JP: In Hurtgen Forest? Well, we were trying to move forward, but it was a slow process. It was a stagnant area, most of the time.
SH: What was the weather like?
JP: Terrible, like this, [the weather the day of the interview], snow and rain and cold.
SH: Were you right on the front?
JP: Oh, you're always on the front. [The] Germans were, like, over there and we're here, you know. There was really no line, because it was all trees, you know, and it was hard to keep track of where your guys were, but we got through that.
SH: Then, you go into Luxemburg.
JP: Then, from there, we went to ...
SH: Supposedly, on this rest-and-recreation time.
SH: Then, there was the breakthrough.
JP: Right, went to Luxemburg.
SH: Then, you went right back to the front, so-to-speak.
JP: Oh, yes. When we left Hurtgen Forest, we went, like I said, to the rest area, and then, that's when they broke through and it was just more fighting.
SH: That was where you held them and got your Presidential Unit Citation.
JP: Yes, for the Luxemburg City thing.
SH: Okay. Do you have any other memories of that to share or incidents that you recall?
JP: Where in?
SH: Any of that area.
JP: Well, not really. I remember, one time, and [I do not know] just exactly where it was, I know there was snow on the ground and we were in a valley, you know, a little town. ... There was a hill and they needed a radioman to go up there [on the hill] and relay messages from the other side of this hill, because there were tanks there, our tanks, and I was sent up there with a couple of riflemen as guards. So, we went up there and dug in and I had my radio and I was relaying messages from that other side, because they couldn't get over the mountain with the radio. ... They would radio to me, and then, I would, in turn, radio back to this other valley, you know, back and forth there, and using all the codes, you know, "Our son, Ray, wants to talk to your son, Ray," and, "We need an ashcan up here," meaning a tank, you know. It was really exciting, but it was scary, though, [laughter] but that was just for that day.
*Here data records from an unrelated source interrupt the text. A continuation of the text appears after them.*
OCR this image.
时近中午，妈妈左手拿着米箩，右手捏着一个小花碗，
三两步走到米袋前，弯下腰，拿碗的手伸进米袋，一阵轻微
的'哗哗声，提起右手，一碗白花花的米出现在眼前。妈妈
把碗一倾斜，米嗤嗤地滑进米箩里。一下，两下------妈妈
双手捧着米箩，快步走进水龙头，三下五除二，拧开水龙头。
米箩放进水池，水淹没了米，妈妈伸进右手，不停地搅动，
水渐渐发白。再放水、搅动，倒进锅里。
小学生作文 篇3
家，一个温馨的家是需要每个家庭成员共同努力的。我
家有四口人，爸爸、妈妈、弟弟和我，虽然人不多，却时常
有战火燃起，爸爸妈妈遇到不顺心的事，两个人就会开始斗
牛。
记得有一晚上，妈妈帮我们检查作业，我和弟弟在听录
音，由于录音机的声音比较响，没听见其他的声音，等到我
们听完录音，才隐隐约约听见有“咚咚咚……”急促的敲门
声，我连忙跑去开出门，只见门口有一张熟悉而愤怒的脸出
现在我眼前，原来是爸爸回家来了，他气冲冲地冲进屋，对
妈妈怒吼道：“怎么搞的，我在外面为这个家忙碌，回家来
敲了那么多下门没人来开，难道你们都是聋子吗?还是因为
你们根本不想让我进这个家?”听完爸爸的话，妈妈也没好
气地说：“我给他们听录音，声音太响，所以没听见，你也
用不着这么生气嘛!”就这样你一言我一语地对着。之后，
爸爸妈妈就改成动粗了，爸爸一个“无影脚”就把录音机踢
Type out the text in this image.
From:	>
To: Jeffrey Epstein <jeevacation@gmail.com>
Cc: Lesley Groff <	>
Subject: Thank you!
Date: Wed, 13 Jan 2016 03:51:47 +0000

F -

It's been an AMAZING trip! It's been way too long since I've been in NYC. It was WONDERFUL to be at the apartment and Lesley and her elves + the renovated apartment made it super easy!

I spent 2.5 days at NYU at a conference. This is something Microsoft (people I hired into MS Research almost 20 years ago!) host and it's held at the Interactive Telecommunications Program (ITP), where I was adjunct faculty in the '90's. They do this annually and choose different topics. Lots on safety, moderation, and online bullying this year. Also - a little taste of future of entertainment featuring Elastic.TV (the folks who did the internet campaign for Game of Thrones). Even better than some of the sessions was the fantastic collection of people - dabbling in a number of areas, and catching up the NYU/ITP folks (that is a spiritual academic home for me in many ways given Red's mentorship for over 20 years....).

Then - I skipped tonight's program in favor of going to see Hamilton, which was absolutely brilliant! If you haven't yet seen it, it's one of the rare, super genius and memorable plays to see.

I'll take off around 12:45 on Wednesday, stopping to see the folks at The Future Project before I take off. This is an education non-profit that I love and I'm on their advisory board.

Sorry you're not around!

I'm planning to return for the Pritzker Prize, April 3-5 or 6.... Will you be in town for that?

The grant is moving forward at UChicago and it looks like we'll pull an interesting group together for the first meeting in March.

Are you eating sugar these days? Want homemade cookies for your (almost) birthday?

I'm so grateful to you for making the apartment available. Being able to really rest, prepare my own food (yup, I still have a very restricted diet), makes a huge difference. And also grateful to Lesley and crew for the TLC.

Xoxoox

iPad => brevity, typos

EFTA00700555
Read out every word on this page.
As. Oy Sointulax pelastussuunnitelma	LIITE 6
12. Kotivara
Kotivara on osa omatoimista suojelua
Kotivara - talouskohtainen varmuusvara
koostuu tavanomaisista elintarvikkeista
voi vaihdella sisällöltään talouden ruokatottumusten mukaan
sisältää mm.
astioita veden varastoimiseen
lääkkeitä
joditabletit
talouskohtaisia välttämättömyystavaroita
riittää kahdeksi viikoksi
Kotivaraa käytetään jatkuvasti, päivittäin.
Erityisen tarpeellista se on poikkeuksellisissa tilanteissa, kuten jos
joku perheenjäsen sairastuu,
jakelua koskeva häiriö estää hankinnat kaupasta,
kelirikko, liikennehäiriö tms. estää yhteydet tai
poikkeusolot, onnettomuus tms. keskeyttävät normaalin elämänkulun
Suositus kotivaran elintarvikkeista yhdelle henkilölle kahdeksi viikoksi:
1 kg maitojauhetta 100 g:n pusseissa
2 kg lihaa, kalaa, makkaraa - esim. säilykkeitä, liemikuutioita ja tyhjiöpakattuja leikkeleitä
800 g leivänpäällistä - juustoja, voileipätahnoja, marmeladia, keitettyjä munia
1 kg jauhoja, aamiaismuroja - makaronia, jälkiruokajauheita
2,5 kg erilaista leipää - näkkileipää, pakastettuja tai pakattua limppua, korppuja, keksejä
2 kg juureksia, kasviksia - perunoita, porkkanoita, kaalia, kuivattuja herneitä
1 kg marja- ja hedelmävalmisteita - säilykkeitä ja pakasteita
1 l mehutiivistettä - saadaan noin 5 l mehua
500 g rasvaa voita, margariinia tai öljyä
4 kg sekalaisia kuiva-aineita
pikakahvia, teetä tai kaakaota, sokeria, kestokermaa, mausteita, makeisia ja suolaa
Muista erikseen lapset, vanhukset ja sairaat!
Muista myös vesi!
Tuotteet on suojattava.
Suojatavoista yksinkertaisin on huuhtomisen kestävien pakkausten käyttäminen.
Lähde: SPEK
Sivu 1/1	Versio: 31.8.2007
SH: Did you go up at night or during the day?
JP: No, I went up in the daytime. We went up there and, actually, we didn't get any fire from them, you know. Well, they weren't up there, either, you know, just me and two other guys.
SH: Then, you went back to your squad.
JP: Then, I went back down.
SH: No longer the radioman.
JP: No more. ... I was still a radioman, but ... I was off that hill. See, in Headquarters Company, you know, in the Company Headquarters, you did everything. I didn't string any wire, though. Some of the guys that used to go stringing wire, you know, from one place [to another], they'd run with that thing under fire, you know. I stayed in the hole. I don't think I stood up straight until the war ended. [laughter] I was always running like this, [hunched over].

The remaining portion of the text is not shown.